LE CONFORMISME OU ISME DE 1789 JUSQU’À NOS JOURS.

La démocratie actuelle consiste non pas en un gouvernement qui fait ce que la majorité veut, mais en un gouvernement qui convainc le peuple à accepter ce que le gouvernement veut (obtenir du consensus). Le pouvoir démocratique est obligatoirement manipulateur, d’où le règne de l’opinion, et du côté du peuple et du côté du gouvernement. Non seulement règne de l’opinion, mais aussi RÈGNE DU MARKETING (c’est maintenant facile avec la technologie et les médias).
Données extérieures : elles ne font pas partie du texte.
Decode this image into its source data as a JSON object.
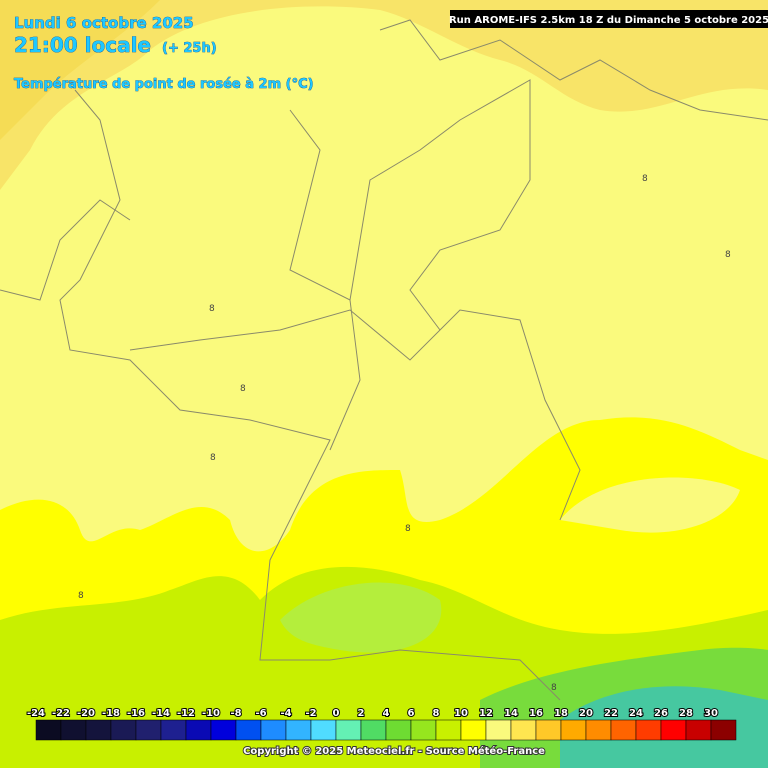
{
  "header": {
    "date": "Lundi 6 octobre 2025",
    "time": "21:00 locale",
    "lead": "(+ 25h)",
    "parameter": "Température de point de rosée à 2m (°C)",
    "run": "Run AROME-IFS 2.5km 18 Z du Dimanche 5 octobre 2025"
  },
  "map": {
    "contour_labels": [
      "8",
      "8",
      "8",
      "8",
      "8",
      "8",
      "8",
      "8"
    ]
  },
  "scale": {
    "ticks": [
      -24,
      -22,
      -20,
      -18,
      -16,
      -14,
      -12,
      -10,
      -8,
      -6,
      -4,
      -2,
      0,
      2,
      4,
      6,
      8,
      10,
      12,
      14,
      16,
      18,
      20,
      22,
      24,
      26,
      28,
      30
    ],
    "colors": [
      "#0b0b22",
      "#101030",
      "#14143c",
      "#1a1a55",
      "#20206e",
      "#1e2090",
      "#0a0ab4",
      "#0000dc",
      "#0050f0",
      "#1e8cff",
      "#32b4ff",
      "#50dcff",
      "#64f0b4",
      "#50dc64",
      "#6edc32",
      "#96e61e",
      "#c8f000",
      "#ffff00",
      "#fafa7d",
      "#ffe650",
      "#ffc828",
      "#ffaa00",
      "#ff8c00",
      "#ff6400",
      "#ff3c00",
      "#ff0000",
      "#c80000",
      "#8c0000"
    ]
  },
  "footer": {
    "copyright": "Copyright © 2025 Meteociel.fr - Source Météo-France"
  }
}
Donc nous vivons dans une société pyramidale où la masse ignorante est manipulée par une élite ou des initiés maçonniques, ou encore au-dessus par ceux qui tiennent les cordons de la bourse.

Les sociétés qui se disent « démocratiques » ou qui fonctionnent avec le système de la république maçonnique, ou les sociétés totalitaires sont profondément conformistes, robotiques, machinales : la NORME, d’où les cris d’orfraie poussés par le pouvoir socialiste prisonnier de la mode antiraciste à cause de la couverture satirique du journal Minute du 13 novembre 2013. Ces sociétés « démocratiques » sont machinales parce que ce sont des systèmes basés sur la religion du fric fonctionnant sur la base de la conformité, établit en Occident dans les « commandements » de Moïse et ses systèmes du désert, puis par le noachisme pour finir par les droits de l’homme, le tout imposant une variabilité limitée appelé, pourtant vendue par cette franc-maçonnerie comme « liberté », et aussi basée sur une hétérodétermination hiérarchisée des besoins, des valeurs, des connaissances, des interprétations, des comportements.
Publicité commerciale, propagande politique : les choix des consommateurs et donc des électeurs sont guidés au moyen des mêmes techniques : les riches prennent le pouvoir grâce à leur fric, puisqu’ils peuvent se payer les meilleurs experts et les campagnes médiatiques les plus intenses. La publicité et les politiques de profession se fondent sur LA MASSE (L’Église cédant de plus en plus le terrain), d’où l’arme principale du Nouvel Ordre Mondial : LES MÉDIAS, dont le cinéma de Hollywood tenu par la juiverie internationale.
Or l’être humain ne se réalise qu’en se dépassant, donc en sortant de toutes les normes imposées de force ou sournoisement (ce sont les pires dictatures comme la république maçonnique) ; l’humain n’est vraiment lui-même qu’au-delà de ses limites. Mais le Soi ou Instant n’a pas de limites, il est éternel : il se dilate jusqu’à l’infini ou il se contracte jusqu’au néant.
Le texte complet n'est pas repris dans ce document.